Postcards from London
Beautiful Essex boy Jim (Beach Rats star Harris Dickinson), having traveled from the suburbs, finds himself in Soho searching for fame, fortune and cultural stimulation. Down on his luck, he meets with a gang of unusual high-class male escorts – The Raconteurs – who specialize in post-coital conversation. What follows is Jim’s comic descent from unsuccessful escort, to artist’s muse and art authenticator – a journey complicated by a rare psychosomatic condition called ‘Stendhal Syndrome’. Rendering him painfully oversensitive to art, the condition threatens to bring about is downfall whilst opening him up to new opportunities – but is Jim willing to grab them? Relentlessly sexy, this vibrant, neon-lit morality tale offers up a celebration of homoeroticism through art history.

A Prayer Before Dawn
This searing drama tells the remarkable true story of Billy Moore, a young English boxer incarcerated in two of Thailand’s most notorious prisons.
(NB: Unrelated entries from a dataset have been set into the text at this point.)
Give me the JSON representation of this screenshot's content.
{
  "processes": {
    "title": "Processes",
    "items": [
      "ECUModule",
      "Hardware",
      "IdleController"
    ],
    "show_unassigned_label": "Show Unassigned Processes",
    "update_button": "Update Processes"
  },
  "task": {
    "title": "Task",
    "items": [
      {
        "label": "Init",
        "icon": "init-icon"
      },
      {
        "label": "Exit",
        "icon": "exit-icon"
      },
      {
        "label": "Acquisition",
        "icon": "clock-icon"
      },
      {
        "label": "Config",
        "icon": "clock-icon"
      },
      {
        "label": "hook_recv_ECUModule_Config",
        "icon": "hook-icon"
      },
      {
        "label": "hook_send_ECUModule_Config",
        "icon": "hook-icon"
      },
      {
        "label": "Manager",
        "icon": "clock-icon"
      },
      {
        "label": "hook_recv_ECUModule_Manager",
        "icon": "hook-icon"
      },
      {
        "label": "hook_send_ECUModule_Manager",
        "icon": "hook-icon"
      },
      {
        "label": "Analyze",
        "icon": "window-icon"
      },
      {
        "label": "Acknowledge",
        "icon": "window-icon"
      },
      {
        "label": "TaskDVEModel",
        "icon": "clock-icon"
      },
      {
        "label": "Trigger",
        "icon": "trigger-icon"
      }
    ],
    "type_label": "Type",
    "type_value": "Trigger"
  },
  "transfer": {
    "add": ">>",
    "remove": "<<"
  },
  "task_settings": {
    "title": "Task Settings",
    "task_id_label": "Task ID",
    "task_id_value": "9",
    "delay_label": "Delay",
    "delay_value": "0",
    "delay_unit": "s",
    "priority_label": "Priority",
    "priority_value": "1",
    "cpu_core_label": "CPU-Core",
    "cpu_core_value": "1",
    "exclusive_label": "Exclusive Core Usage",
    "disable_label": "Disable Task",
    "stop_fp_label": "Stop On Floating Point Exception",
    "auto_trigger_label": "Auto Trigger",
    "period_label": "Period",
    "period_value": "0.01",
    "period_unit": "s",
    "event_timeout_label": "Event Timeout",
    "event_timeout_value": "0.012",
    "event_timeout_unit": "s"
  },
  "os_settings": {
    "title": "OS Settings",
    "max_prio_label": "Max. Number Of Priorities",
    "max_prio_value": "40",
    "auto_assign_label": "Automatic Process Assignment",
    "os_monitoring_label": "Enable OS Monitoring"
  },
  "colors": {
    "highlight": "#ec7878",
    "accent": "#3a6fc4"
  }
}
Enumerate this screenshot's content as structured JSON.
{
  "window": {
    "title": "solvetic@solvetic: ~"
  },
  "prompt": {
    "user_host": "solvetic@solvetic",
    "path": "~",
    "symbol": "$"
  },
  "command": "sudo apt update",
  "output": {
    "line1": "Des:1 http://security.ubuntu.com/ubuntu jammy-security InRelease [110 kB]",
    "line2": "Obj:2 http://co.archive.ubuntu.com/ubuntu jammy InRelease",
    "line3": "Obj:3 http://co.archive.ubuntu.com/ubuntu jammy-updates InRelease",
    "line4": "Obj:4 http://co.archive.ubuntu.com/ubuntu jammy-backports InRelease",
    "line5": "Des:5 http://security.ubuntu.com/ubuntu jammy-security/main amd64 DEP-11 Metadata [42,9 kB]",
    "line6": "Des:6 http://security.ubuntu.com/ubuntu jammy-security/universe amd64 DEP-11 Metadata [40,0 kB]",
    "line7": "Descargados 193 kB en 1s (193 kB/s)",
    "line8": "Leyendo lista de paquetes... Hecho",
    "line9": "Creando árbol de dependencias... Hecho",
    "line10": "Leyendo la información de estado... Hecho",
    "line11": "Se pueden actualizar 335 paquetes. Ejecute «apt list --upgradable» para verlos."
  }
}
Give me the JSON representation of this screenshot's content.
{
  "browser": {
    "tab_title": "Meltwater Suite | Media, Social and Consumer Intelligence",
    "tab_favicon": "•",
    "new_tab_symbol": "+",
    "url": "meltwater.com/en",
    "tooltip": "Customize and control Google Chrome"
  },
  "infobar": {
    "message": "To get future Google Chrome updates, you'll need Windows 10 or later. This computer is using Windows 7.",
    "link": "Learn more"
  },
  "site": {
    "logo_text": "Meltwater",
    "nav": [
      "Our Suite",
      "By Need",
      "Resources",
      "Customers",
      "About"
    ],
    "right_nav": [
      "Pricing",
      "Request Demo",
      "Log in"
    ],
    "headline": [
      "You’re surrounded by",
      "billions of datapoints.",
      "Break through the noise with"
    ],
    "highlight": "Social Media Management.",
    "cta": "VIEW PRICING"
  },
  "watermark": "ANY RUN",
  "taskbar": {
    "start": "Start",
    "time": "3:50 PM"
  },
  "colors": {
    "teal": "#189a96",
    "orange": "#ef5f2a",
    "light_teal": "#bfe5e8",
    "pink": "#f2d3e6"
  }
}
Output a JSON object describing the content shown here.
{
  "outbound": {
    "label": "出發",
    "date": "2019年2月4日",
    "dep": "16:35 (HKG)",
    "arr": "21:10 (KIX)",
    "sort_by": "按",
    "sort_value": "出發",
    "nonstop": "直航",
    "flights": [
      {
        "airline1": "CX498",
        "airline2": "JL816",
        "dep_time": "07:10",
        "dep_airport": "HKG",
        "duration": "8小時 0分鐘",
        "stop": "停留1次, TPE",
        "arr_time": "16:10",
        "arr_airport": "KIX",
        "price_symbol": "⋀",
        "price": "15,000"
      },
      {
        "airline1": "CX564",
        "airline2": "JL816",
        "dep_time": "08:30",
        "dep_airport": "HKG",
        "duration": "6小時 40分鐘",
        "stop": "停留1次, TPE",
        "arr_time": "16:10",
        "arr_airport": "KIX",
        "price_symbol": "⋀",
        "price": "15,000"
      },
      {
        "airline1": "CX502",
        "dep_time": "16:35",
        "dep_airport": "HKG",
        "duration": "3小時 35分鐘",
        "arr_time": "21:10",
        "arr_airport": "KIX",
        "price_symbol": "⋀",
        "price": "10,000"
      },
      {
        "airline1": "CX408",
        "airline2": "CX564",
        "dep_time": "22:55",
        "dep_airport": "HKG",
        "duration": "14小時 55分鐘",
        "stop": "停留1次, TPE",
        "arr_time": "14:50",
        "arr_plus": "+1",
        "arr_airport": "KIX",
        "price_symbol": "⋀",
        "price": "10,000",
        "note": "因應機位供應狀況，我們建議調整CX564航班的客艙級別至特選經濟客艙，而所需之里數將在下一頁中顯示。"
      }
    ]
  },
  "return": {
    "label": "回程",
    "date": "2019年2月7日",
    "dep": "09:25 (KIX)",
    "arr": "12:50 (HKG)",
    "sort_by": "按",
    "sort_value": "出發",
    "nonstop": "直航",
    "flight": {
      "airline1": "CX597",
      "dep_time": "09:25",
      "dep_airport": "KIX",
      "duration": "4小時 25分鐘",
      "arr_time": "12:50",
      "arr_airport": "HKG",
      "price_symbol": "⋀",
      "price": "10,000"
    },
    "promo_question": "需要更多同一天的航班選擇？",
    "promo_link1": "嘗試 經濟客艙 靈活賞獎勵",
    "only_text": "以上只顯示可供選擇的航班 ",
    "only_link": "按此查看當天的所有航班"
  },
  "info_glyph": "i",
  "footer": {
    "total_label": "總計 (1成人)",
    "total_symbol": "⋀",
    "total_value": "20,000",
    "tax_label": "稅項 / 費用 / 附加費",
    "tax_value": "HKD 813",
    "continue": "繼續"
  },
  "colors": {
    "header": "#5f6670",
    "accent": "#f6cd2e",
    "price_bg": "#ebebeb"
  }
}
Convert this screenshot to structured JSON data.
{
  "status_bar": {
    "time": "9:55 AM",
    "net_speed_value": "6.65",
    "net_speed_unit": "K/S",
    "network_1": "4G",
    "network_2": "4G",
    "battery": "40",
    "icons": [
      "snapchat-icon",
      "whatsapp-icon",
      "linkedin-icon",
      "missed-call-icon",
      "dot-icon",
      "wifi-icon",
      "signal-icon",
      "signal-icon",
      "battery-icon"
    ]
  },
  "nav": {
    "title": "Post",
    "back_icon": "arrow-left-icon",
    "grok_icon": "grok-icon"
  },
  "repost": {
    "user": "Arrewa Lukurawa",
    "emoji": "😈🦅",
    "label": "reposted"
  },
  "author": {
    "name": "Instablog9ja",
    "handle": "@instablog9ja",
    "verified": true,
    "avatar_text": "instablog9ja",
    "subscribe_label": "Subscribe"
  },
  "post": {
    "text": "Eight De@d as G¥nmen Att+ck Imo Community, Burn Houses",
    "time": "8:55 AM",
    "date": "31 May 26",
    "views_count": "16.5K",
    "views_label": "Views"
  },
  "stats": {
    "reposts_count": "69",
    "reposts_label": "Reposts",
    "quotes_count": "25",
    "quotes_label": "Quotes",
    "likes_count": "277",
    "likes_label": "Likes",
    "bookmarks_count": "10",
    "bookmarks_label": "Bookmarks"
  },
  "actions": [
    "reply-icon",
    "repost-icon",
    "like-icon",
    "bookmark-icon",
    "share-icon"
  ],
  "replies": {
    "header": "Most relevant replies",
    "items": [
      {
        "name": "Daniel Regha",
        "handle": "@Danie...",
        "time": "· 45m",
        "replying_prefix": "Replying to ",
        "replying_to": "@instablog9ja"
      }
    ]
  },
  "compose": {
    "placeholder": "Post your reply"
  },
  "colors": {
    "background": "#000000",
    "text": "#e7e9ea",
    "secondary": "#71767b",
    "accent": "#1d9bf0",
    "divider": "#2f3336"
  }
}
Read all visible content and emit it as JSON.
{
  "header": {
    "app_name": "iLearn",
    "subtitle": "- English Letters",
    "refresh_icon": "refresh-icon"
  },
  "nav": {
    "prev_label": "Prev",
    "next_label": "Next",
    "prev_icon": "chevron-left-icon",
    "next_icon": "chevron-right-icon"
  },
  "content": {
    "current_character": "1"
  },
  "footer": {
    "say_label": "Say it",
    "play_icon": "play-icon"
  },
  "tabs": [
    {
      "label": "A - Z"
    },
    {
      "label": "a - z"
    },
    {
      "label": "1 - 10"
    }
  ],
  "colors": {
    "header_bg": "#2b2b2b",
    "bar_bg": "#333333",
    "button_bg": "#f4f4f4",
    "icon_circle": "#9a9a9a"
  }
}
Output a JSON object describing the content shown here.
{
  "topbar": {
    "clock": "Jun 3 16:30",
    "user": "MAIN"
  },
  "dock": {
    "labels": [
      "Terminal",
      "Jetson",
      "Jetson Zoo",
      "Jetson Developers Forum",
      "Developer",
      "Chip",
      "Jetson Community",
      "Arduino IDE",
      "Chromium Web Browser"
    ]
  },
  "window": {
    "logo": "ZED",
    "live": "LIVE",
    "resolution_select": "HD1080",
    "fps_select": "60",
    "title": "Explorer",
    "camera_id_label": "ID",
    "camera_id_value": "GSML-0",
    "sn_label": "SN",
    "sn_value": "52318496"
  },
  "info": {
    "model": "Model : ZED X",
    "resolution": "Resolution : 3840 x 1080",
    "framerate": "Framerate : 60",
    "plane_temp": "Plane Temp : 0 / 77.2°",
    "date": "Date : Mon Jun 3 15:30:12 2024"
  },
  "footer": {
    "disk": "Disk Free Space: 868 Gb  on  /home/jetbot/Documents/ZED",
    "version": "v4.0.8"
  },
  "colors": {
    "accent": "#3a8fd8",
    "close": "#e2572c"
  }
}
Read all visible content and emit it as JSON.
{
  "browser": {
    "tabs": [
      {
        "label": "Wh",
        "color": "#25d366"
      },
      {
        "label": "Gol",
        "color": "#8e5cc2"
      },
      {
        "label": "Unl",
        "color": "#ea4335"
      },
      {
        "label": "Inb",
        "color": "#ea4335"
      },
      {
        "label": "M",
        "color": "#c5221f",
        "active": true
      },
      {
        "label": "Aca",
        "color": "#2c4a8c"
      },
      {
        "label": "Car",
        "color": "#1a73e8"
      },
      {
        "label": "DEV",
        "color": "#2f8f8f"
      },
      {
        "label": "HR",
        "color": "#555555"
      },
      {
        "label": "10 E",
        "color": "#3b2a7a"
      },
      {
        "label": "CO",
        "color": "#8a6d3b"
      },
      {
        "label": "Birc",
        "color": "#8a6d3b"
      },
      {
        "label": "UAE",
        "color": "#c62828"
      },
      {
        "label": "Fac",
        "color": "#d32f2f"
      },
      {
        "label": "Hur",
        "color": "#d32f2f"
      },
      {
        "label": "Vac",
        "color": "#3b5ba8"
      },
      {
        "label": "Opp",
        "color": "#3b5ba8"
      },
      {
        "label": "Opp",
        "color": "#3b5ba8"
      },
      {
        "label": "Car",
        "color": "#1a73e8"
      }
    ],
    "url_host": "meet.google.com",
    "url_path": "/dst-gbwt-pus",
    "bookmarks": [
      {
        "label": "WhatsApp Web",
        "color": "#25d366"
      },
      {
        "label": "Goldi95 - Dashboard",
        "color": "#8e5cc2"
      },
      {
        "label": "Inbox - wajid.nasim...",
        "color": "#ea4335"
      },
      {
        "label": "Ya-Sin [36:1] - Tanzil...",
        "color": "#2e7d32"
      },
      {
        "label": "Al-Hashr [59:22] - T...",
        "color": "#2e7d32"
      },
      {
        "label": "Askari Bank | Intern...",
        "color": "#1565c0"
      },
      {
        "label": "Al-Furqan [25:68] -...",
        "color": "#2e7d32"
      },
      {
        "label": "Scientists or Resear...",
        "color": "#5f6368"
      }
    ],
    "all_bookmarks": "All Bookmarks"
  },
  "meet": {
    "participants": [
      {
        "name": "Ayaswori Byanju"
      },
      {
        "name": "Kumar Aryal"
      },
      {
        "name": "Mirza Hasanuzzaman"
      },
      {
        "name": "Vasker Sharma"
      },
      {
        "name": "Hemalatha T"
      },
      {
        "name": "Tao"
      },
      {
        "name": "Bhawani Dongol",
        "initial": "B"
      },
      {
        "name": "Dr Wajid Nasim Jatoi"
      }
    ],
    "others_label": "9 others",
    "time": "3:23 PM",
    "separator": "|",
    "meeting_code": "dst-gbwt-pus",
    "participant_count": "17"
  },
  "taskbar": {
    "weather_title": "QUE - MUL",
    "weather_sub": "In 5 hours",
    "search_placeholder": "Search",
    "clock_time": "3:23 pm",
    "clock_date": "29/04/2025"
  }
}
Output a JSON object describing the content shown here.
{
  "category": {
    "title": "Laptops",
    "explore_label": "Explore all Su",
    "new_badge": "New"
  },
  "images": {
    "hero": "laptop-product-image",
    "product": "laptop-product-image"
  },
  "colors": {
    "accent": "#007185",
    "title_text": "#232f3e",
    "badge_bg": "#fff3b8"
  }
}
He is quickly thrown into a terrifying world of drugs and gang violence, but when the prison authorities allow him to take part in several Muay Thai boxing tournaments, he realizes he may have a chance to get out of jail for good.  Billy embarks on a relentless, action-packed journey from one savage fight to the next, stopping at nothing to do whatever he must to preserve his life and regain his freedom. Shot in an actual Thai prison with a cast of real inmates, A Prayer Before Dawn is visceral, homoerotic and thrilling. “Peaky Blinders” star Joe Cole gives an astonishing performance – and it doesn’t hurt that he’s so damn sexy.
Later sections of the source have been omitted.